The old woman opposite sweeps the street, one hand behind her back. She wears the traditional Akah coined and embroidered headpiece and embroidered leggings. Aasah wears a head covering in a similar style as she leaves with her gossips to finish the rice harvest and burn the stubble.
Today we will explore the hills around the village, high up in the mountains from Mae Suai.
The new house
Not all the houses are improvised from bamboo and corn stooks. As I wandered around the village with Jot I saw houses with solid walls and iron roofs. His uncle's house was very European looking. The uncle works in Hong Kong and only returns for Christmas and family occasions.
At the bottom of the hill Aasah's sister and her husband sat on some chairs cut from large round tree trunks. They owned the shop through a door beside the chairs and a few rough tables. All kinds of necessities are crowded in the little room. Beside the soap and toothpaste sat bottles of beer and sachets of tobacco. Shirts and fireworks festooned the ceiling and a tattered calendar featured a couple of perfectly groomed Thai soapie stars.
The sister only speaks Akah so even my lame Thai could not pierce the language barrier. Dang, Jot's father, spent our visit teaching us as much Akah as we could absorb. Akah sounds more like English than Thai does and we picked up more Akah in a few days than we did Thai in a month. I delighted in the almost onamatopoeic sapee for chilli and could not help but learn la bo for tea and adooh for corn. Respect for elders is reinforced by language. Jot called his elder brother pi chai, meaning elder brother. He never called him by name and I only found out his name was Sarit much later.

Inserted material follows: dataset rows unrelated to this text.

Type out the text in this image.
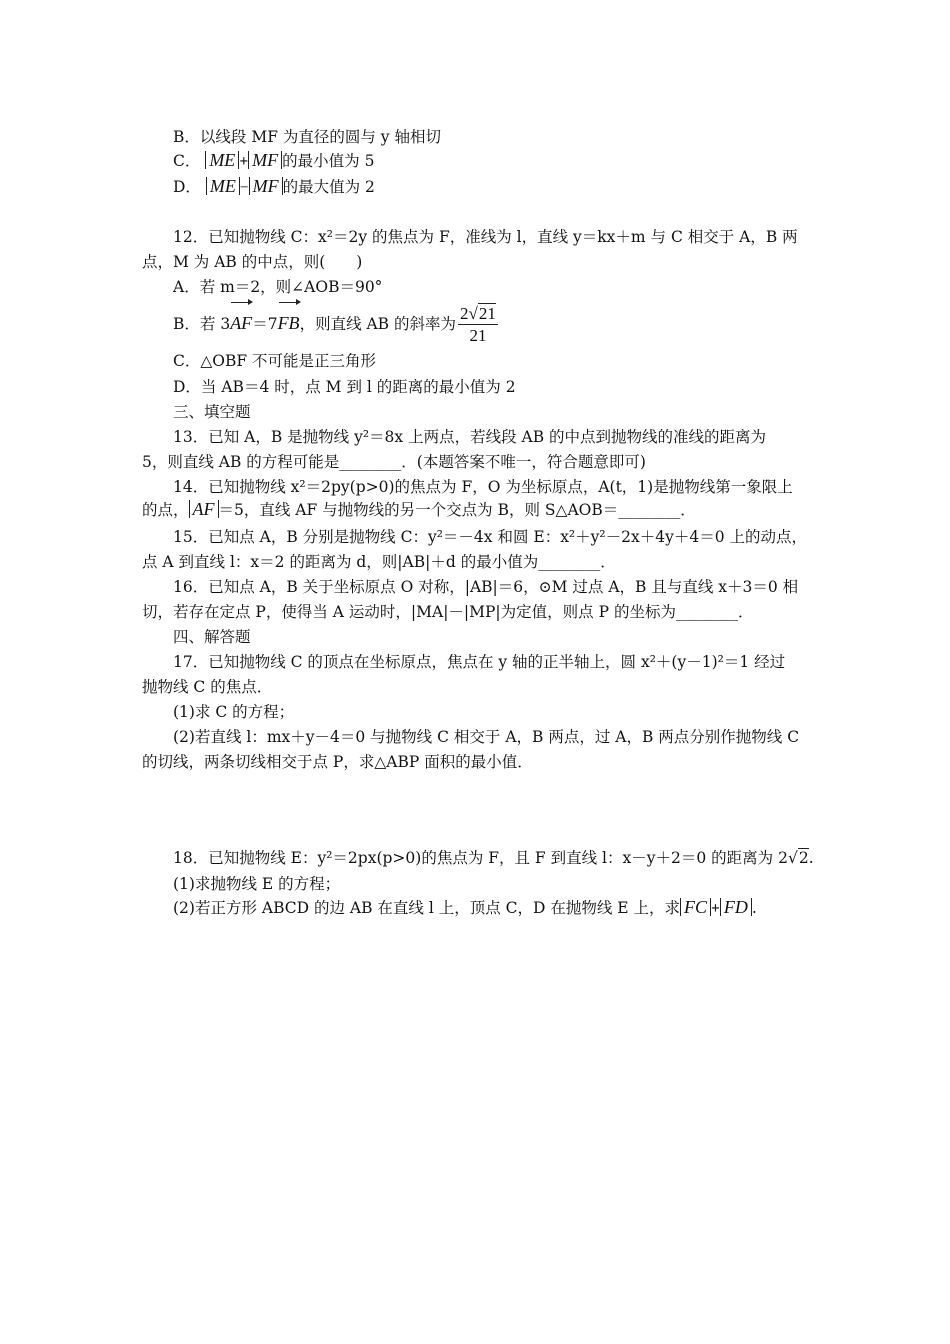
B．以线段 MF 为直径的圆与 y 轴相切
C． ME + MF 的最小值为 5
D． ME − MF 的最大值为 2
12．已知抛物线 C：x²＝2y 的焦点为 F，准线为 l，直线 y＝kx＋m 与 C 相交于 A，B 两
点，M 为 AB 的中点，则(　　)
A．若 m＝2，则∠AOB＝90°
B．若 3AF＝7FB，则直线 AB 的斜率为 $\frac{2√21}{21}$
C．△OBF 不可能是正三角形
D．当 AB＝4 时，点 M 到 l 的距离的最小值为 2
三、填空题
13．已知 A，B 是抛物线 y²＝8x 上两点，若线段 AB 的中点到抛物线的准线的距离为
5，则直线 AB 的方程可能是________．(本题答案不唯一，符合题意即可)
14．已知抛物线 x²＝2py(p>0)的焦点为 F，O 为坐标原点，A(t，1)是抛物线第一象限上
的点， AF ＝5，直线 AF 与抛物线的另一个交点为 B，则 S△AOB＝________．
15．已知点 A，B 分别是抛物线 C：y²＝－4x 和圆 E：x²＋y²－2x＋4y＋4＝0 上的动点，
点 A 到直线 l：x＝2 的距离为 d，则|AB|＋d 的最小值为________．
16．已知点 A，B 关于坐标原点 O 对称，|AB|＝6，⊙M 过点 A，B 且与直线 x＋3＝0 相
切，若存在定点 P，使得当 A 运动时，|MA|－|MP|为定值，则点 P 的坐标为________．
四、解答题
17．已知抛物线 C 的顶点在坐标原点，焦点在 y 轴的正半轴上，圆 x²＋(y－1)²＝1 经过
抛物线 C 的焦点．
(1)求 C 的方程；
(2)若直线 l：mx＋y－4＝0 与抛物线 C 相交于 A，B 两点，过 A，B 两点分别作抛物线 C
的切线，两条切线相交于点 P，求△ABP 面积的最小值．
18．已知抛物线 E：y²＝2px(p>0)的焦点为 F，且 F 到直线 l：x－y＋2＝0 的距离为 2√2.
(1)求抛物线 E 的方程；
(2)若正方形 ABCD 的边 AB 在直线 l 上，顶点 C，D 在抛物线 E 上，求 FC + FD .
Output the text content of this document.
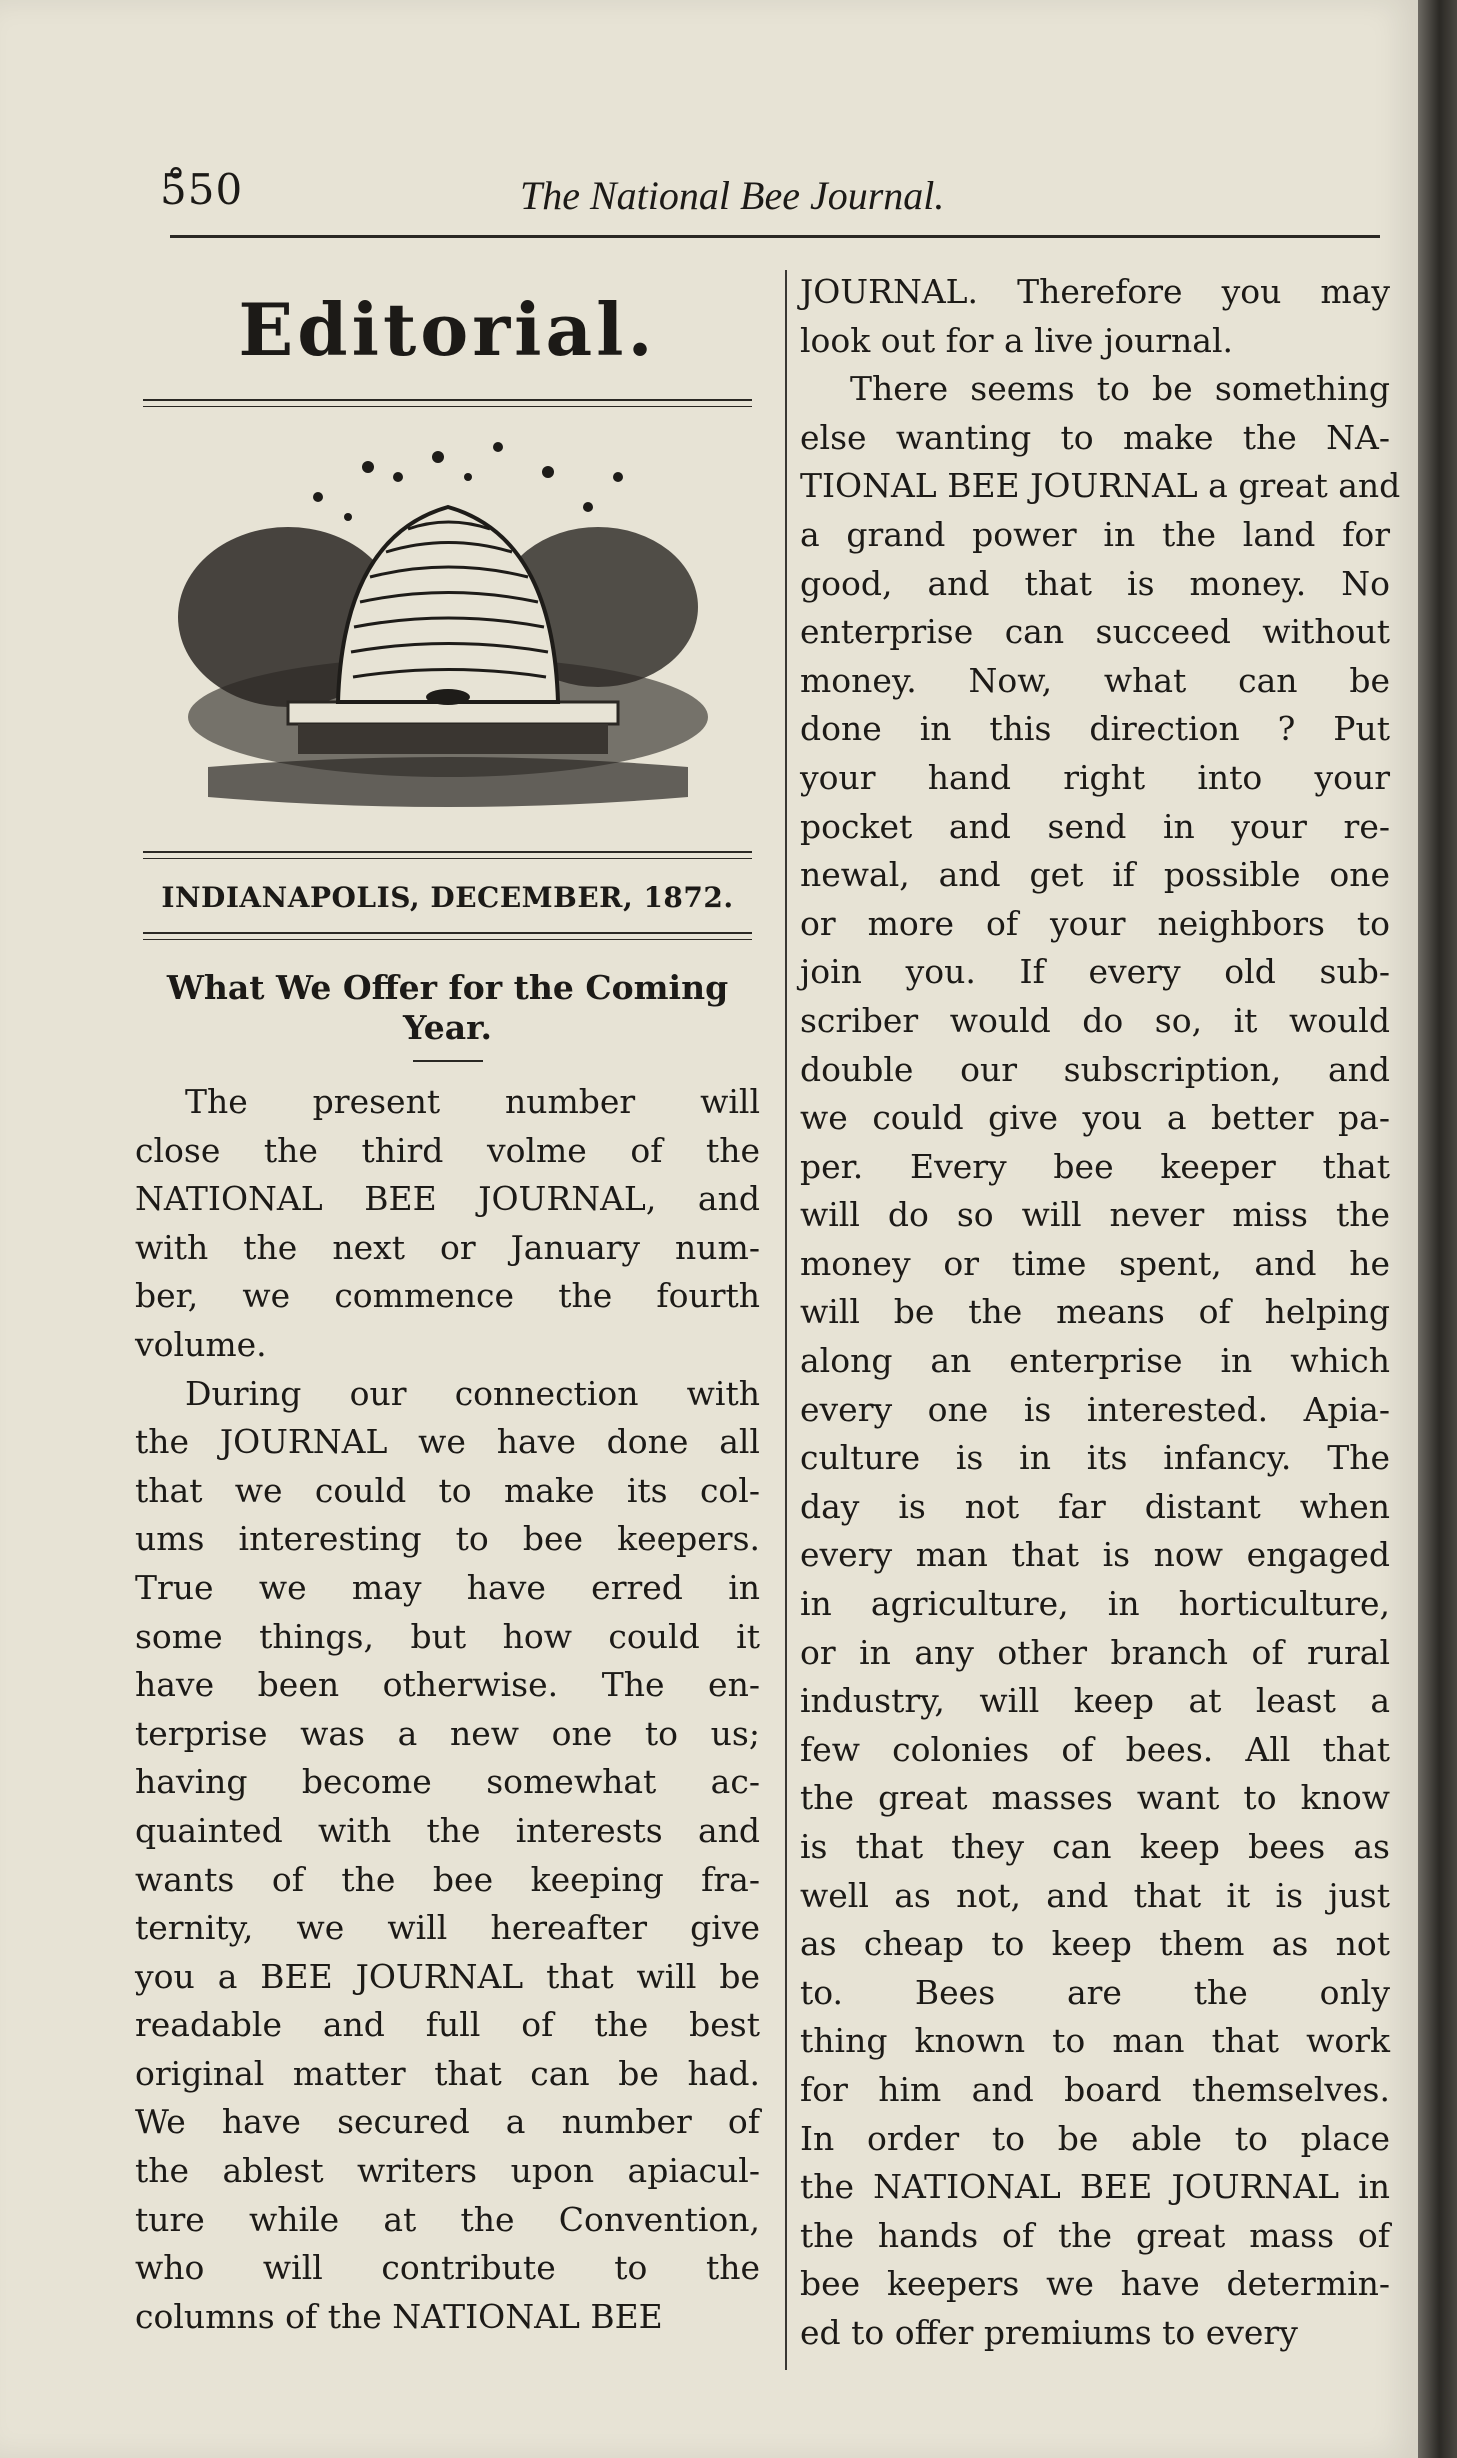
5̊50	The National Bee Journal.
Editorial.
INDIANAPOLIS, DECEMBER, 1872.
What We Offer for the Coming
Year.
The present number will
close the third volme of the
NATIONAL BEE JOURNAL, and
with the next or January num-
ber, we commence the fourth
volume.
During our connection with
the JOURNAL we have done all
that we could to make its col-
ums interesting to bee keepers.
True we may have erred in
some things, but how could it
have been otherwise. The en-
terprise was a new one to us;
having become somewhat ac-
quainted with the interests and
wants of the bee keeping fra-
ternity, we will hereafter give
you a BEE JOURNAL that will be
readable and full of the best
original matter that can be had.
We have secured a number of
the ablest writers upon apiacul-
ture while at the Convention,
who will contribute to the
columns of the NATIONAL BEE
JOURNAL. Therefore you may
look out for a live journal.
There seems to be something
else wanting to make the NA-
TIONAL BEE JOURNAL a great and
a grand power in the land for
good, and that is money. No
enterprise can succeed without
money. Now, what can be
done in this direction ? Put
your hand right into your
pocket and send in your re-
newal, and get if possible one
or more of your neighbors to
join you. If every old sub-
scriber would do so, it would
double our subscription, and
we could give you a better pa-
per. Every bee keeper that
will do so will never miss the
money or time spent, and he
will be the means of helping
along an enterprise in which
every one is interested. Apia-
culture is in its infancy. The
day is not far distant when
every man that is now engaged
in agriculture, in horticulture,
or in any other branch of rural
industry, will keep at least a
few colonies of bees. All that
the great masses want to know
is that they can keep bees as
well as not, and that it is just
as cheap to keep them as not
to. Bees are the only
thing known to man that work
for him and board themselves.
In order to be able to place
the NATIONAL BEE JOURNAL in
the hands of the great mass of
bee keepers we have determin-
ed to offer premiums to every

After Jot had finished greeting his aunt and uncle and I had smiled until I felt stupid we passed on up a lane to the main road. Over the main road was Jot's Hong Kong uncle's house. Next to it was a block that had been partly levelled. Two concrete water tanks sat to the back of the levelled area and the front fell away to the road. Jot explained to me that he had funded one of the tanks and that World Vision had helped pay for the other one. His parents were hoping to build and move into a new house on the block early in the new year. I wondered how they could afford it as they seemed to live just above subsistence level. Jot said that Sarit, Jot and Jot's elder sisters would contribute to the new home and that the present house would become the children's house whenever they were in the village.
Aahsah had already been busy preparing the land above and below the cleared area. She had terraced some of it and planted what appeared to be legumes. Perhaps they were to sweeten the soil or perhaps they were peanuts as her favourite garnish for rice was freshly roasted peanuts. Although her children were keen to install gas and an inside kitchen Aasah has insisted on fire for her wok and a kitchen separate from the main house.
Although the view from the block stopped my Australian plains' breath with its mountains heaped high on top of each other, the house would have no windows or even a verandah to muse upon. Instead an area for a fire and traditional outside feasting would occupy a proportion of the block. They will look out over the small Thai or Buddhist section of the village and be on the same level as the Muslim section further along the road.